Josiane UBAUD : Je vous dirais que ça fait un peu partie de mes côtés désespérée, mais je sens peu d’appétence auprès des jeunes générations – ce n’est pas pareil en Bretagne encore une fois. On est plusieurs personnes âgées à sentir cela. Par exemple, il n’y a pas de relève dans les associations locales. C’est extrêmement douloureux.

Il y a une véritable appétence par les « folkloreux » pour toutes nos danses et nos repas. Mais ce n’est pas en dansant et en bouffant que l’on va reconquérir notre langue ! Je note en outre une absence totale de volonté de perfectionner sa langue.

Personnellement, j’ai dû démarrer à zéro, et mon souci quotidien c’était de parler mieux le mercredi que le mardi, en consultant tous les dictionnaires et en lisant tous les auteurs – parce qu’on a des auteurs exceptionnels. Je ne sens pas le même désir, la même ambition, dans la nouvelle génération, et ça me navre. Au contraire, il y a cette volonté de s’affranchir des règles de grammaire et d’orthographe. Comme si une langue sans orthographe était possible. C’est absolument navrant !

Cheminez : Est-ce que c’est vraiment propre à l’occitan ? Parce que ce manque de volonté dans les nouvelles générations, l’envie de rien, ça se voit un peu partout sur d’autres domaines. C’est la perte de sens générale du monde globalisé.

Josiane : Complètement. Ces jeunes ne comprennent pas que s’ils maîtrisaient leur langue ils comprendraient les recettes, les toponymes, et ils honoreraient leurs écrivains, au lieu de lire des banalités en français ou en anglais. Le côté musical marche très bien ; pas seulement pour aller danser ; parce qu’on a des musiciens d’extrême qualité, qui font un travail d’enquête, font remonter les chansons, les contes.

L’initiative qui m’a le plus touchée, c’est PAMacée : je ne m’attendais pas à être contactée. Ça peut même venir des écoles agricoles, qui sont en lien avec le terrain, et donc le terroir. Mon intervention a été très remarquée, parce qu’elle permettait à la fois de contrer l’argument de l’inutilité de la langue et de la culture occitanes, tout en proposant un retour à un modèle d’écologie raisonnable, en opposition avec l’écologie histérique qui passe son temps à condamner. Il faut montrer en quoi les savoirs populaires anciens sont d’une grande modernité pour gérer les problèmes de l’eau, de l’économie. Le fondement de nos agricultures raisonnables : ne pas gaspiller l’eau.
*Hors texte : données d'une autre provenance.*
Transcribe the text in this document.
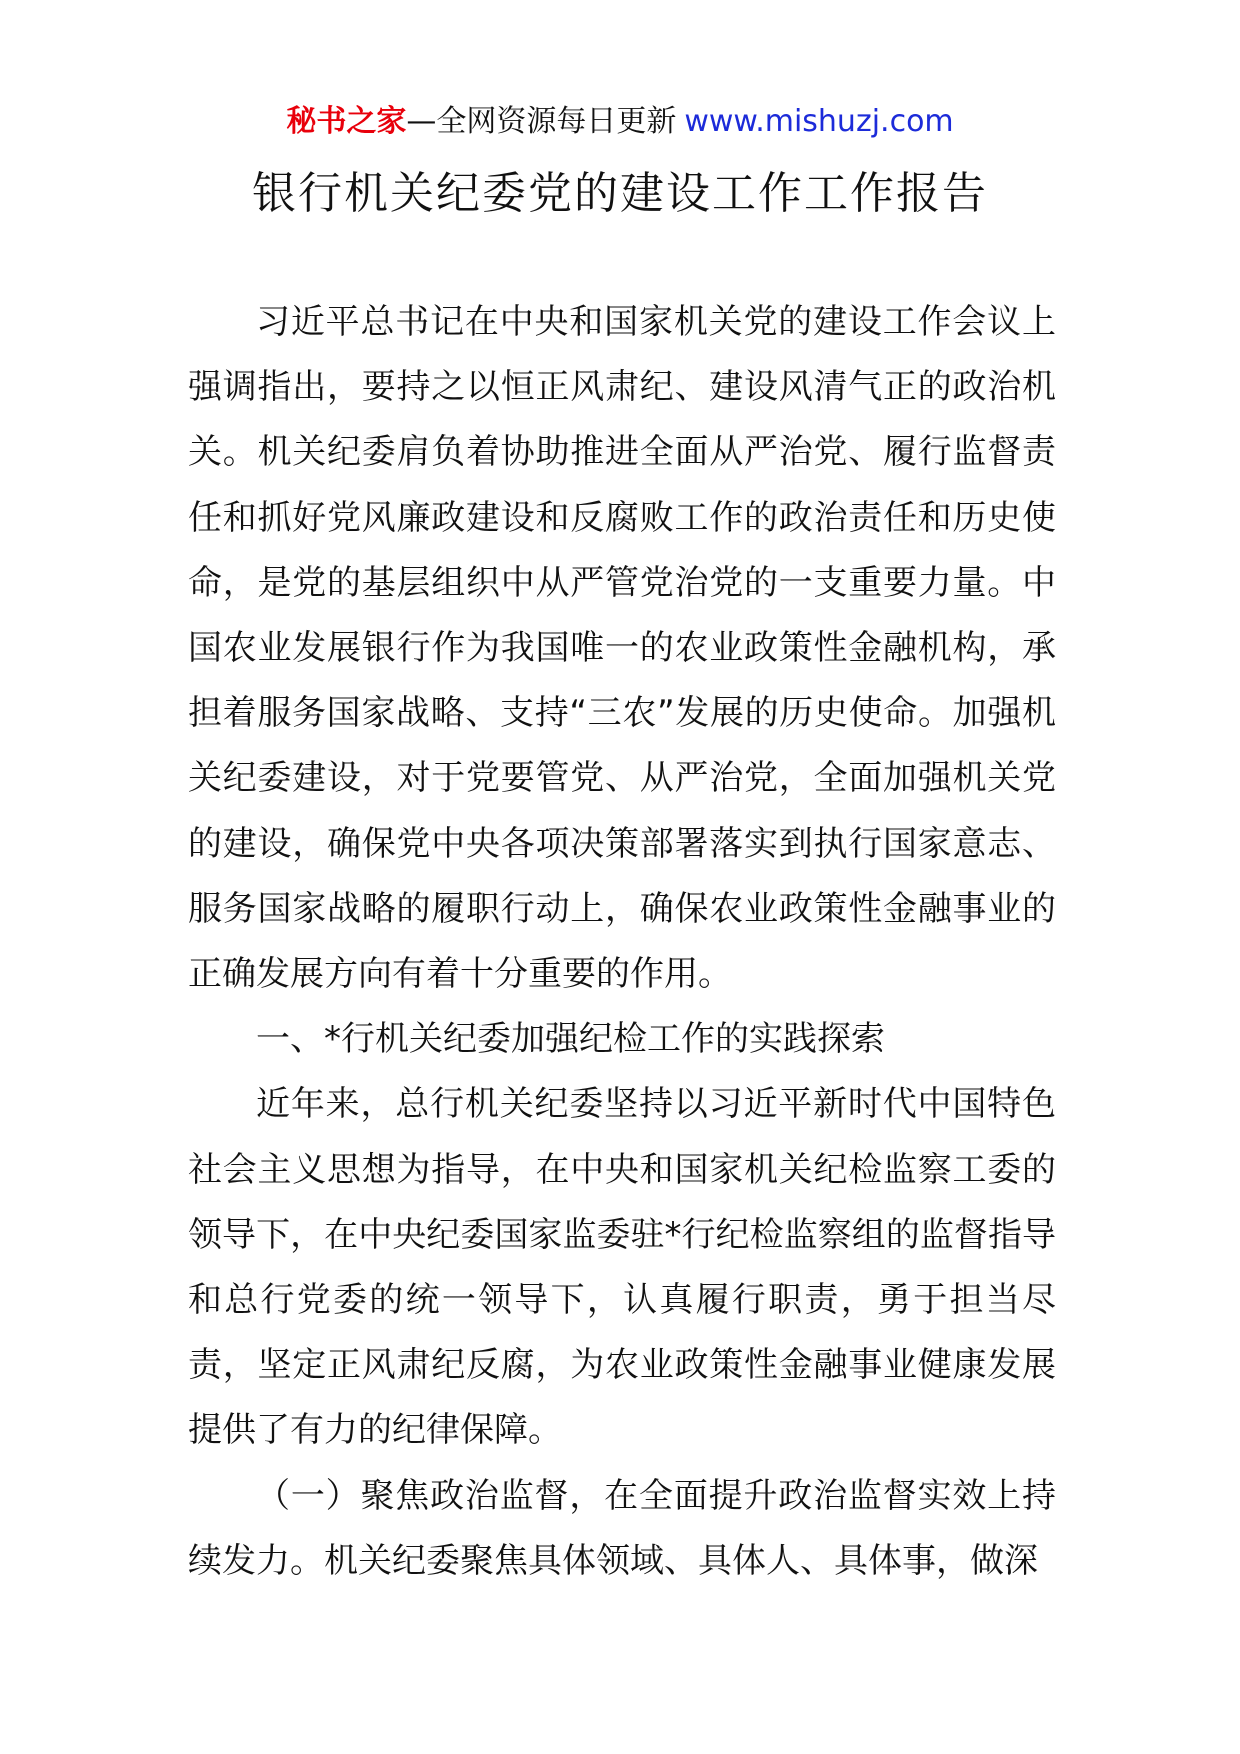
秘书之家—全网资源每日更新 www.mishuzj.com
银行机关纪委党的建设工作工作报告

习近平总书记在中央和国家机关党的建设工作会议上强调指出，要持之以恒正风肃纪、建设风清气正的政治机关。机关纪委肩负着协助推进全面从严治党、履行监督责任和抓好党风廉政建设和反腐败工作的政治责任和历史使命，是党的基层组织中从严管党治党的一支重要力量。中国农业发展银行作为我国唯一的农业政策性金融机构，承担着服务国家战略、支持“三农”发展的历史使命。加强机关纪委建设，对于党要管党、从严治党，全面加强机关党的建设，确保党中央各项决策部署落实到执行国家意志、服务国家战略的履职行动上，确保农业政策性金融事业的正确发展方向有着十分重要的作用。

一、*行机关纪委加强纪检工作的实践探索

近年来，总行机关纪委坚持以习近平新时代中国特色社会主义思想为指导，在中央和国家机关纪检监察工委的领导下，在中央纪委国家监委驻*行纪检监察组的监督指导和总行党委的统一领导下，认真履行职责，勇于担当尽责，坚定正风肃纪反腐，为农业政策性金融事业健康发展提供了有力的纪律保障。

（一）聚焦政治监督，在全面提升政治监督实效上持续发力。机关纪委聚焦具体领域、具体人、具体事，做深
Cheminez : Aujourd’hui, on nous parle du succès de la permaculture, alors qu’on peut supposer qu’il existait des techniques similaires.

Josiane : Tout à fait. Les anciens en faisaient, même si on ne nommait pas cela « permaculture ». Il y a des textes de qualité qui montrent tout le génie de la gestion de l’eau dans les pays secs. Aujourd’hui, tout le monde s’extasie devant les oasis en Arabie, et personne ne s’interroge sur la gestion de l’eau dans les Cévennes. Ça me navre. J’ai envie de crier : interrogez vos ancêtres !

Pourquoi admirer ailleurs des choses qui se faisaient ici ? C’est le fameux prisme du « Ailleurs c’est toujours mieux, ici il n’y a jamais rien ». C’est de l’infantilisme absolu ; ça fait partie du dénigrement inculqué, qui crée une absence de curiosité sur ce qui ce qui se passait chez nous. Tous les peuples ont fait des stockages d’eau. On est en régression idéologique dangereuse.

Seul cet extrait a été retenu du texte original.